I am 31 (he about to turn 35) I have known him for 4 years (no DC). We had a happy committed relationship for over 2 years until he ended it, citing he didn't know what he wanted, felt like we were just really good friends etc. After the breakup he decided he wanted to try again and we start dating, said he missed me, loved me etc etc and really wanted to get back on track. For the past year and a half I have been in this non relationship situation, where we see each other once/ twice a week and have a great time but that is it. I no longer spend time with his friends and family as we did when we were together and all those kind of things that make it a relationship.

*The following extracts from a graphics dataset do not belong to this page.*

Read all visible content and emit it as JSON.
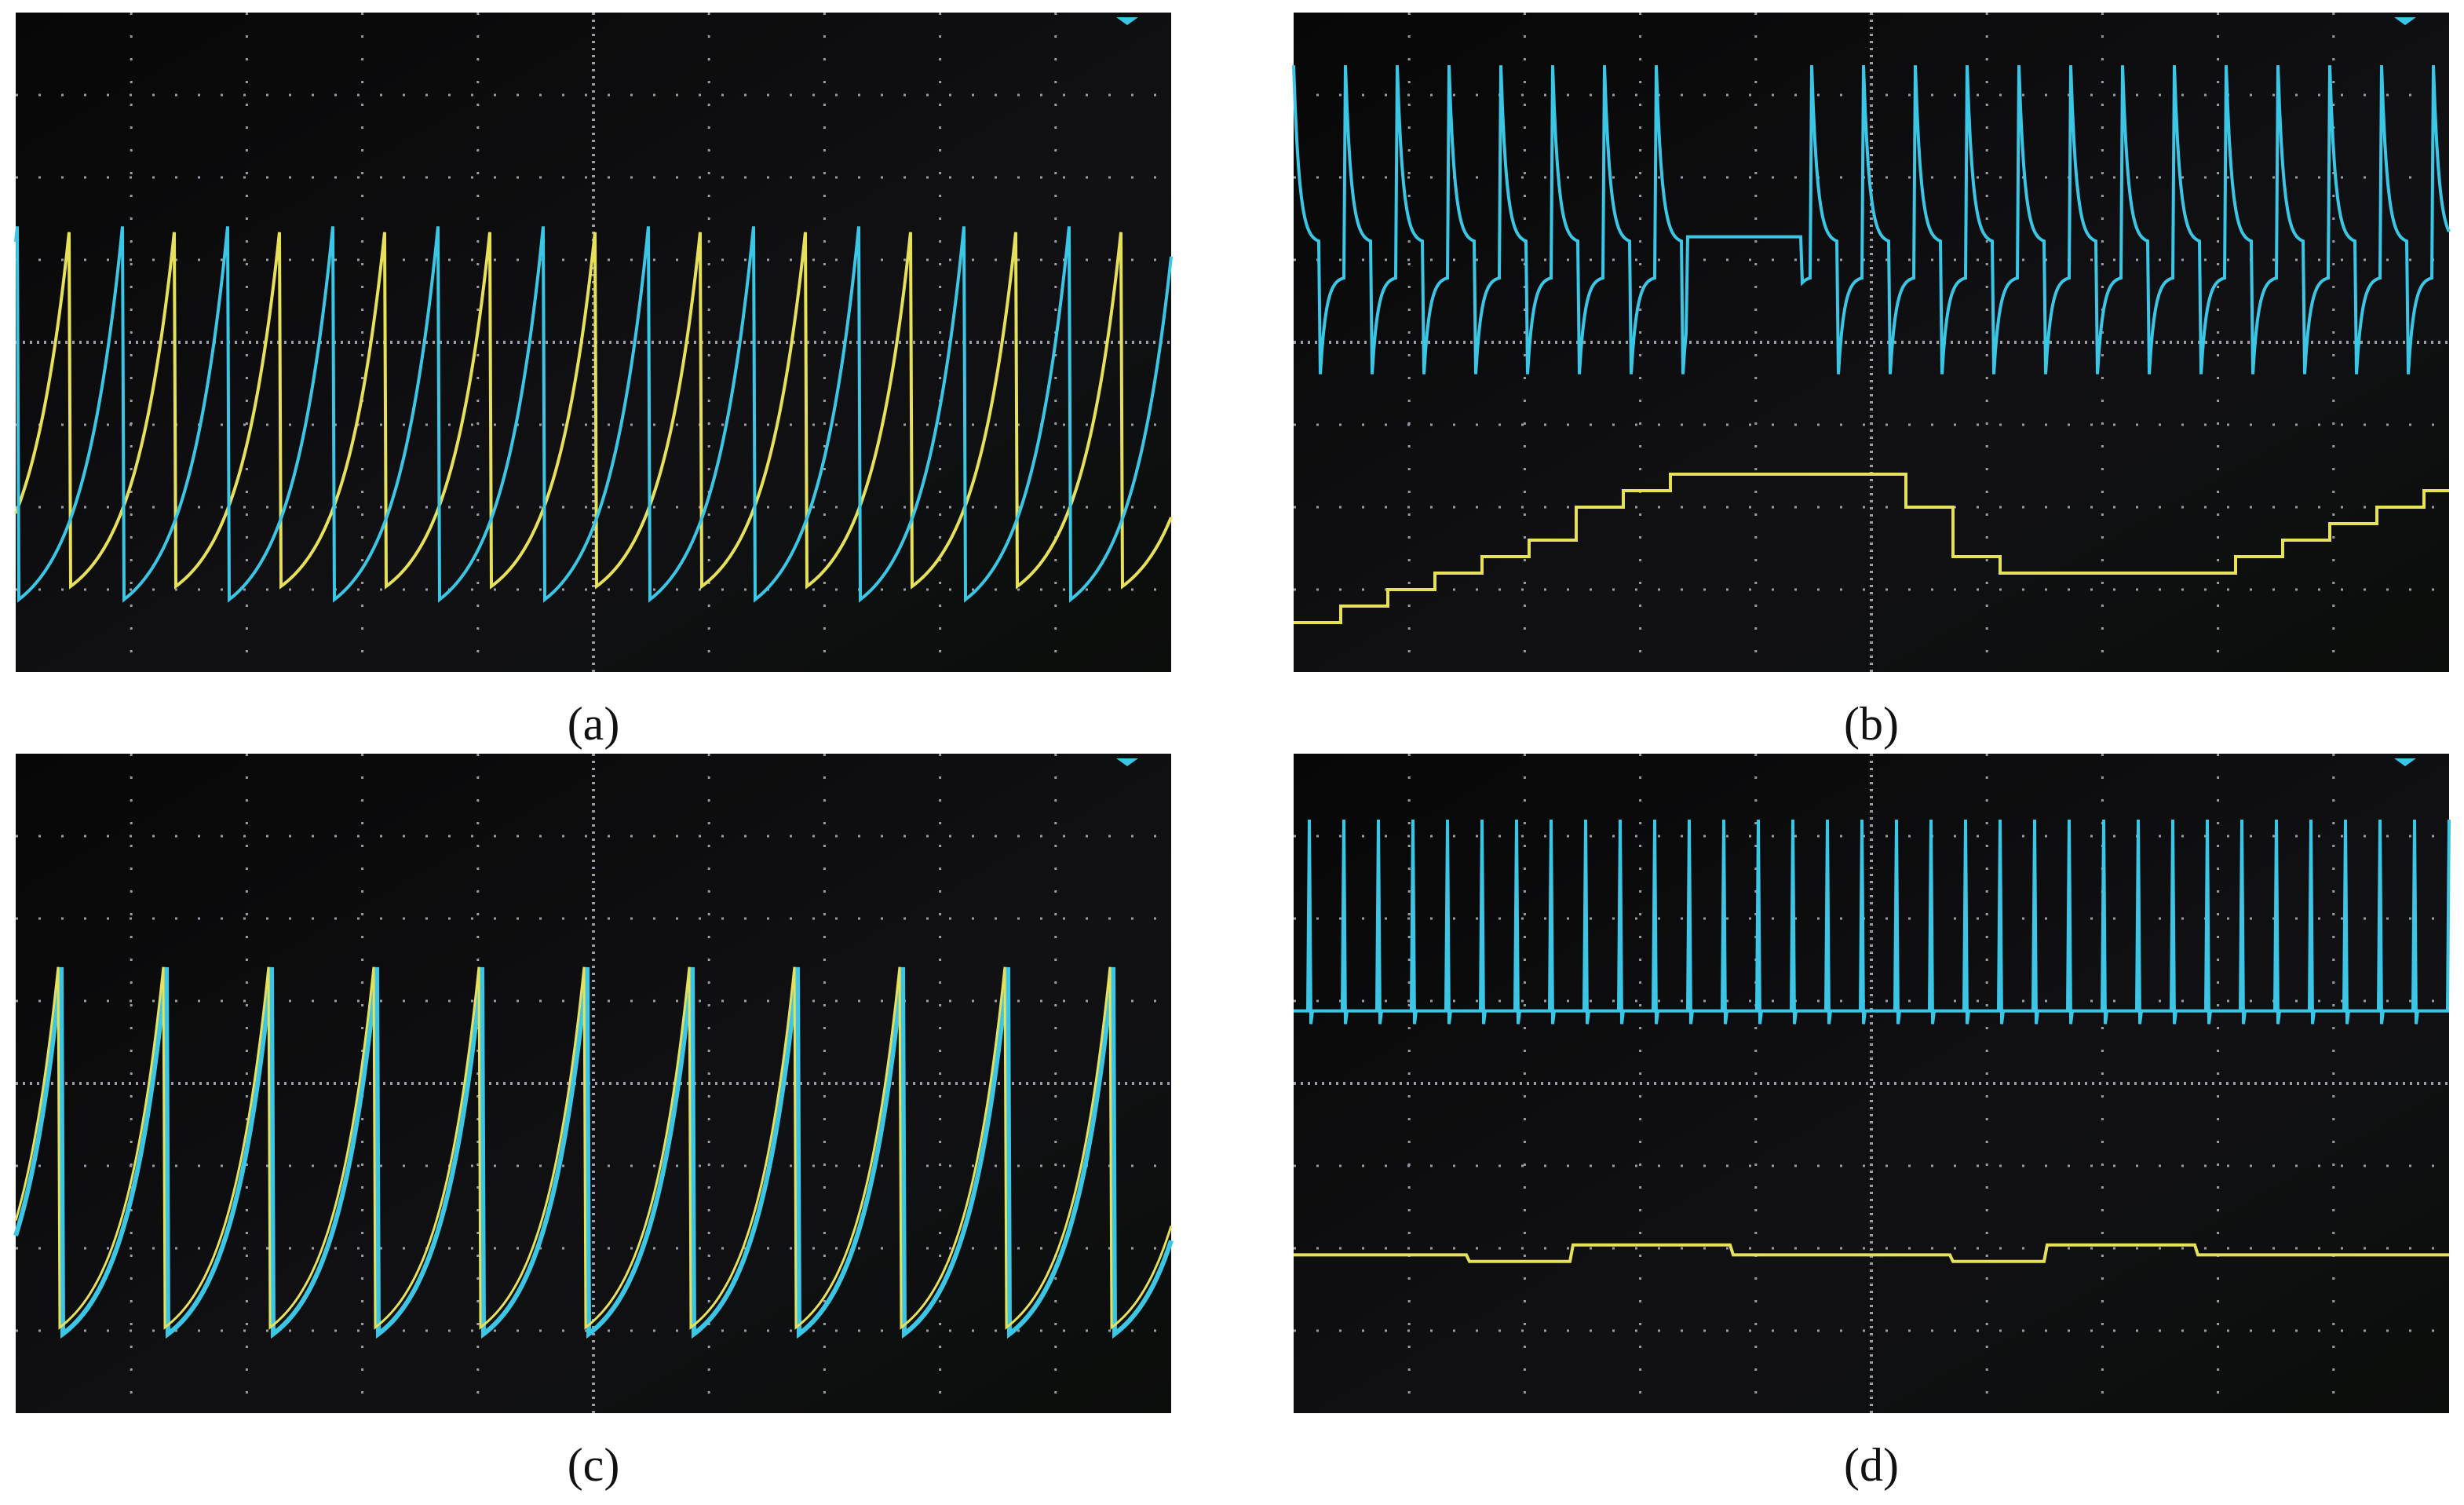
{
  "panels": [
    {
      "caption": "(a)"
    },
    {
      "caption": "(b)"
    },
    {
      "caption": "(c)"
    },
    {
      "caption": "(d)"
    }
  ]
}
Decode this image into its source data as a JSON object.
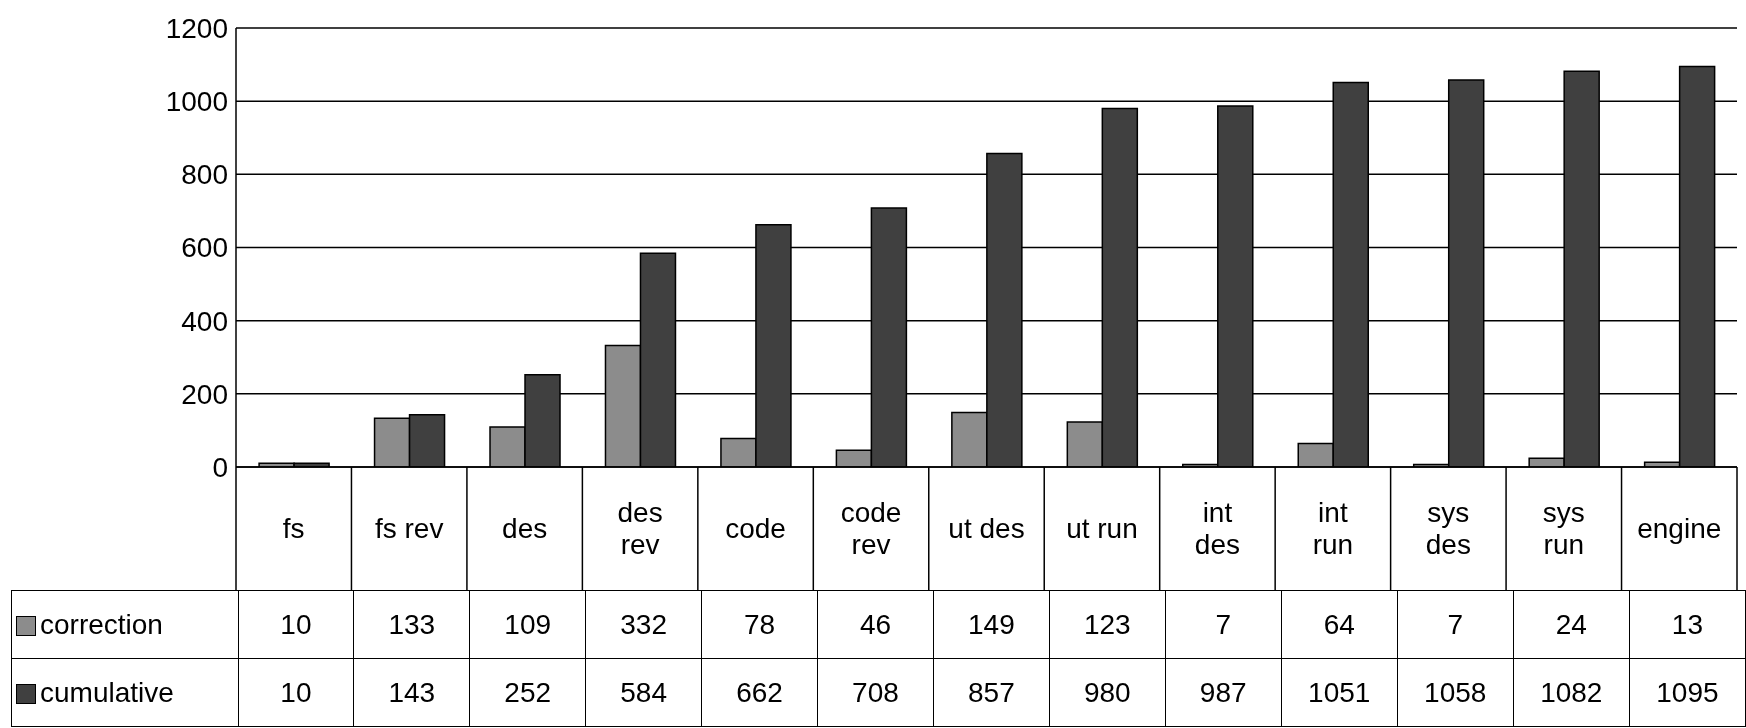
{
  "chart_data": {
    "type": "bar",
    "categories": [
      "fs",
      "fs rev",
      "des",
      "des rev",
      "code",
      "code rev",
      "ut des",
      "ut run",
      "int des",
      "int run",
      "sys des",
      "sys run",
      "engine"
    ],
    "series": [
      {
        "name": "correction",
        "color": "#8c8c8c",
        "values": [
          10,
          133,
          109,
          332,
          78,
          46,
          149,
          123,
          7,
          64,
          7,
          24,
          13
        ]
      },
      {
        "name": "cumulative",
        "color": "#404040",
        "values": [
          10,
          143,
          252,
          584,
          662,
          708,
          857,
          980,
          987,
          1051,
          1058,
          1082,
          1095
        ]
      }
    ],
    "ylim": [
      0,
      1200
    ],
    "yticks": [
      0,
      200,
      400,
      600,
      800,
      1000,
      1200
    ],
    "grid": "y",
    "legend": "bottom left",
    "data_labels": true
  }
}
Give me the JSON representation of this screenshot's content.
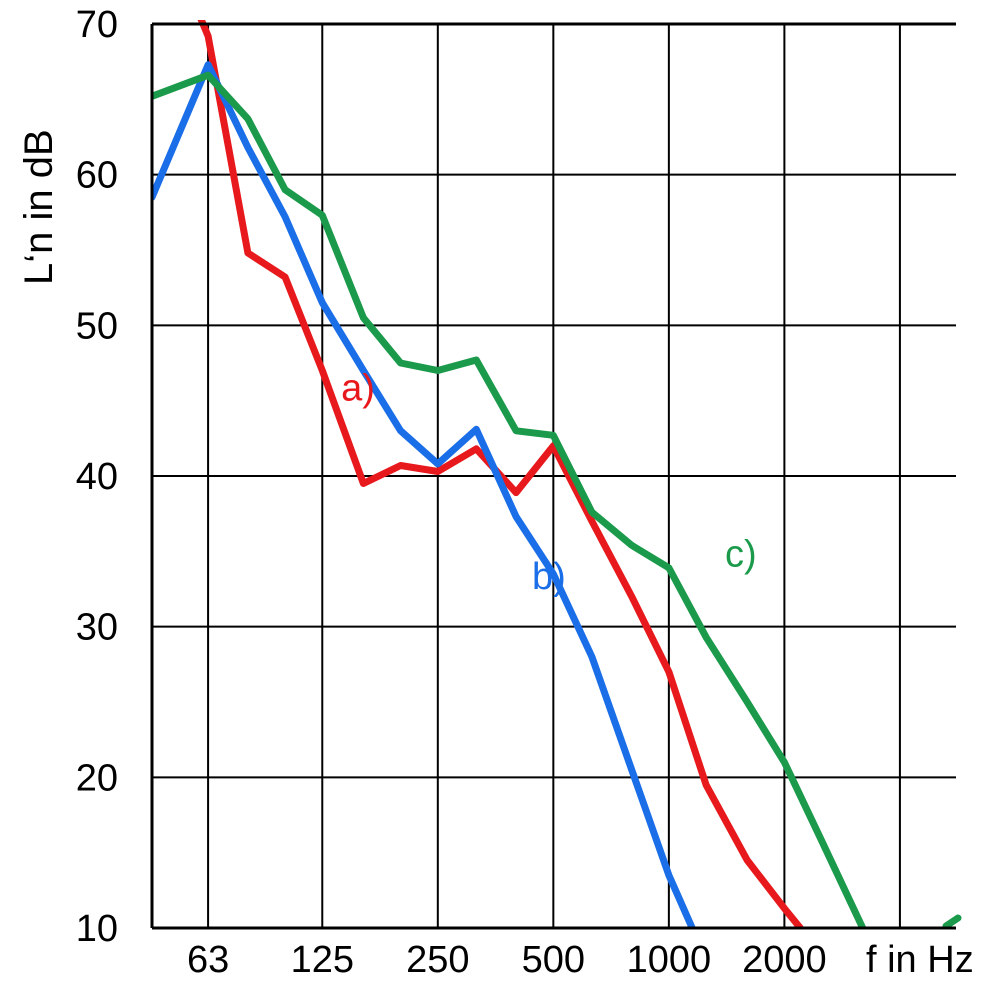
{
  "chart_data": {
    "type": "line",
    "title": "",
    "xlabel": "f in Hz",
    "ylabel": "L‘n in dB",
    "x_scale": "log",
    "xlim": [
      45,
      5600
    ],
    "ylim": [
      10,
      70
    ],
    "grid": true,
    "x_ticks": [
      {
        "value": 63,
        "label": "63"
      },
      {
        "value": 125,
        "label": "125"
      },
      {
        "value": 250,
        "label": "250"
      },
      {
        "value": 500,
        "label": "500"
      },
      {
        "value": 1000,
        "label": "1000"
      },
      {
        "value": 2000,
        "label": "2000"
      }
    ],
    "y_ticks": [
      10,
      20,
      30,
      40,
      50,
      60,
      70
    ],
    "y_tick_labels": [
      "10",
      "20",
      "30",
      "40",
      "50",
      "60",
      "70"
    ],
    "series": [
      {
        "name": "a)",
        "color": "#e8191c",
        "points": [
          [
            60,
            70.5
          ],
          [
            63,
            69.2
          ],
          [
            80,
            54.8
          ],
          [
            100,
            53.2
          ],
          [
            125,
            47.0
          ],
          [
            160,
            39.5
          ],
          [
            200,
            40.7
          ],
          [
            250,
            40.3
          ],
          [
            315,
            41.8
          ],
          [
            400,
            38.9
          ],
          [
            500,
            42.0
          ],
          [
            630,
            37.0
          ],
          [
            800,
            32.0
          ],
          [
            1000,
            27.0
          ],
          [
            1250,
            19.5
          ],
          [
            1600,
            14.5
          ],
          [
            2000,
            11.3
          ],
          [
            2200,
            10.0
          ]
        ]
      },
      {
        "name": "b)",
        "color": "#1a6ee8",
        "points": [
          [
            45,
            58.5
          ],
          [
            63,
            67.3
          ],
          [
            80,
            61.8
          ],
          [
            100,
            57.2
          ],
          [
            125,
            51.5
          ],
          [
            160,
            47.0
          ],
          [
            200,
            43.0
          ],
          [
            250,
            40.8
          ],
          [
            315,
            43.1
          ],
          [
            400,
            37.3
          ],
          [
            500,
            33.5
          ],
          [
            630,
            28.0
          ],
          [
            800,
            20.5
          ],
          [
            1000,
            13.5
          ],
          [
            1150,
            10.0
          ]
        ]
      },
      {
        "name": "c)",
        "color": "#1a9a4a",
        "points": [
          [
            45,
            65.2
          ],
          [
            63,
            66.6
          ],
          [
            80,
            63.7
          ],
          [
            100,
            59.0
          ],
          [
            125,
            57.3
          ],
          [
            160,
            50.5
          ],
          [
            200,
            47.5
          ],
          [
            250,
            47.0
          ],
          [
            315,
            47.7
          ],
          [
            400,
            43.0
          ],
          [
            500,
            42.7
          ],
          [
            630,
            37.6
          ],
          [
            800,
            35.4
          ],
          [
            1000,
            33.9
          ],
          [
            1250,
            29.3
          ],
          [
            1600,
            25.0
          ],
          [
            2000,
            21.0
          ],
          [
            2500,
            15.8
          ],
          [
            3200,
            10.0
          ]
        ]
      }
    ],
    "annotations": [
      {
        "text": "a)",
        "color": "#e8191c",
        "x": 140,
        "y": 45.0
      },
      {
        "text": "b)",
        "color": "#1a6ee8",
        "x": 440,
        "y": 32.5
      },
      {
        "text": "c)",
        "color": "#1a9a4a",
        "x": 1400,
        "y": 34.0
      }
    ]
  }
}
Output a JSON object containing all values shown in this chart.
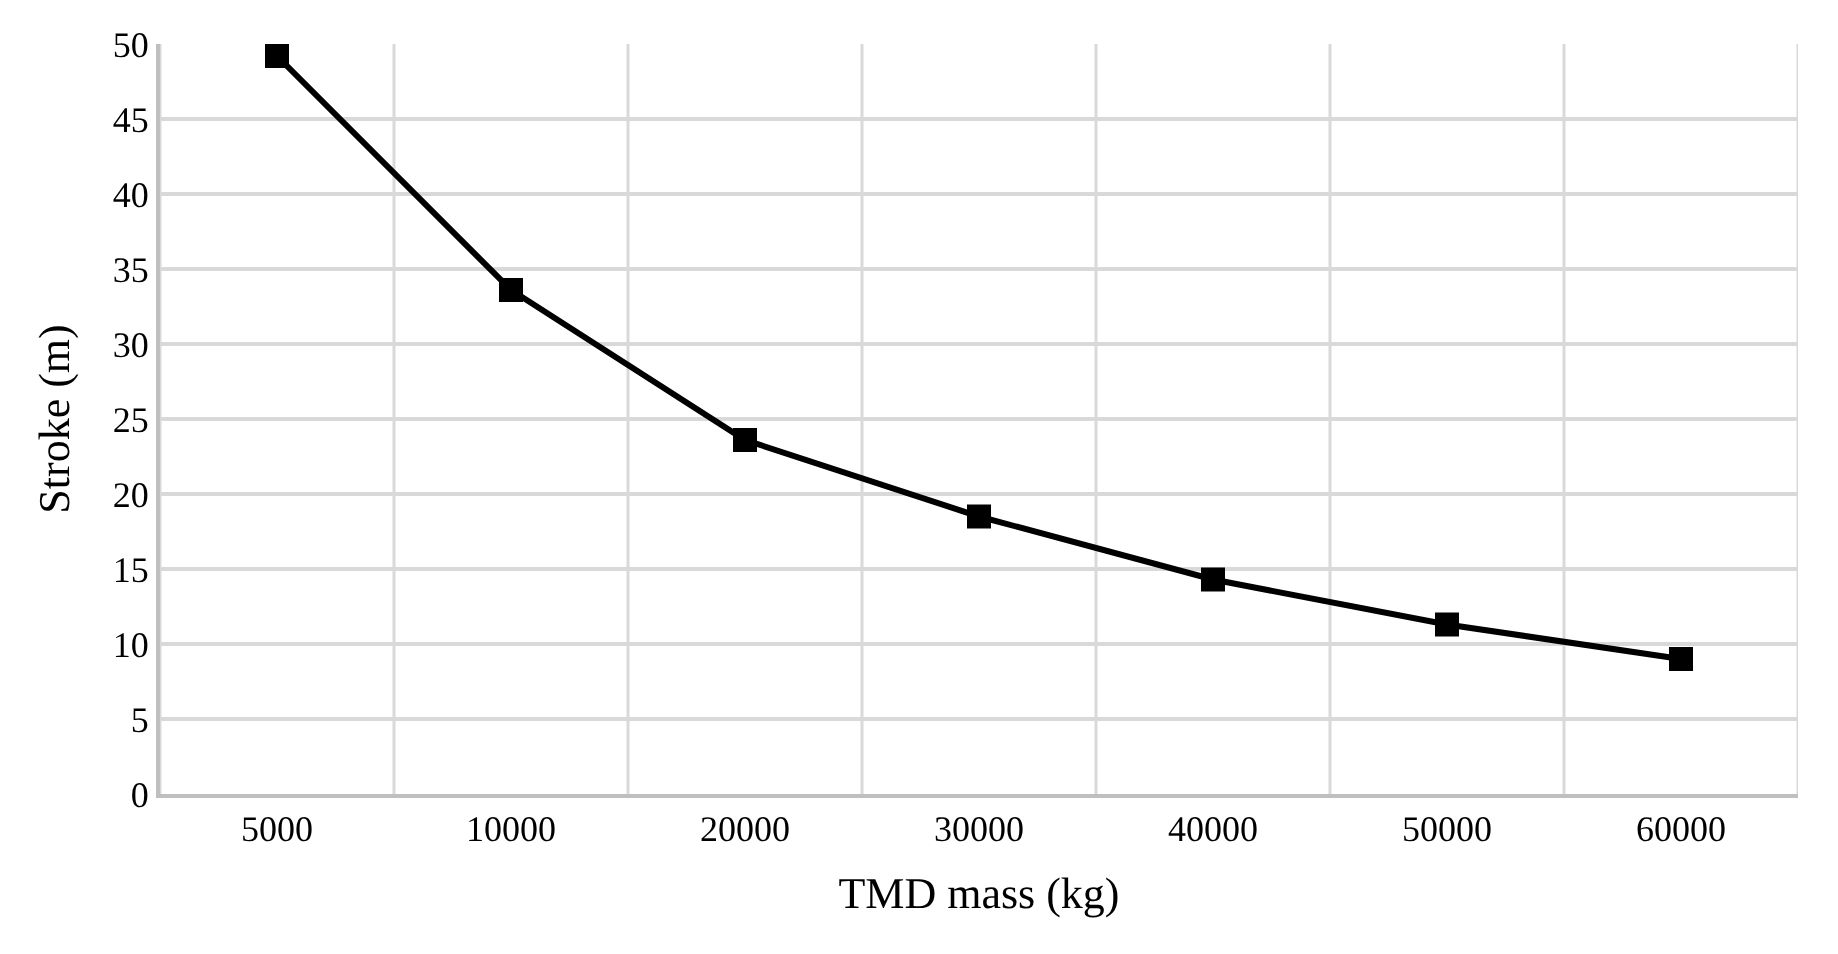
{
  "chart_data": {
    "type": "line",
    "xlabel": "TMD mass (kg)",
    "ylabel": "Stroke (m)",
    "categories": [
      "5000",
      "10000",
      "20000",
      "30000",
      "40000",
      "50000",
      "60000"
    ],
    "series": [
      {
        "color": "#000000",
        "values": [
          49.2,
          33.6,
          23.6,
          18.5,
          14.3,
          11.3,
          9.0
        ]
      }
    ],
    "ylim": [
      0,
      50
    ],
    "yticks": [
      0,
      5,
      10,
      15,
      20,
      25,
      30,
      35,
      40,
      45,
      50
    ],
    "grid": true,
    "marker": "square",
    "line_style": "solid",
    "legend": false
  }
}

He's a good man but he just doesn't seem to be able to commit to me or doesn't want to but cannot tell me why "It's me not you". Recently I feel like my self esteem and mental health is deteriorating due to this situation.
Although we aren't together 'officially' he has always maintained that he isn't seeing anyone else and wants to 'see how things go'.
I recently found out that despite this he went on a date with another woman behind my back. When confronted he said he just 'needed to do it'/ his friends told him he should(!) to help put what we have into perspective.
I sent him a message a couple of days ago asking what he was thinking and is he still unsure about us? (I know I know!).
8 hours later, that evening, I got a response about something completely unrelated. How he was upset as his sister had cancelled a trip with his nieces. No mention or reply to my message.
I replied yesterday morning at 8am saying 'did you see my message or do my concerns not warrant a reply?' His response finally came at 10.30pm 'I didn't see it'. That was it.
I was drunk and upset and ended up sending him a text back telling him that I was done and that I deserved better than this. Signing off "take care". He hasn't responded and I've woken up today feeling sad and hungover.
I just didn't want to be the one to make this decision as I've tried so hard to make it work. I haven't been with any other man in the 4 years I've known him. I hate the 'what if'.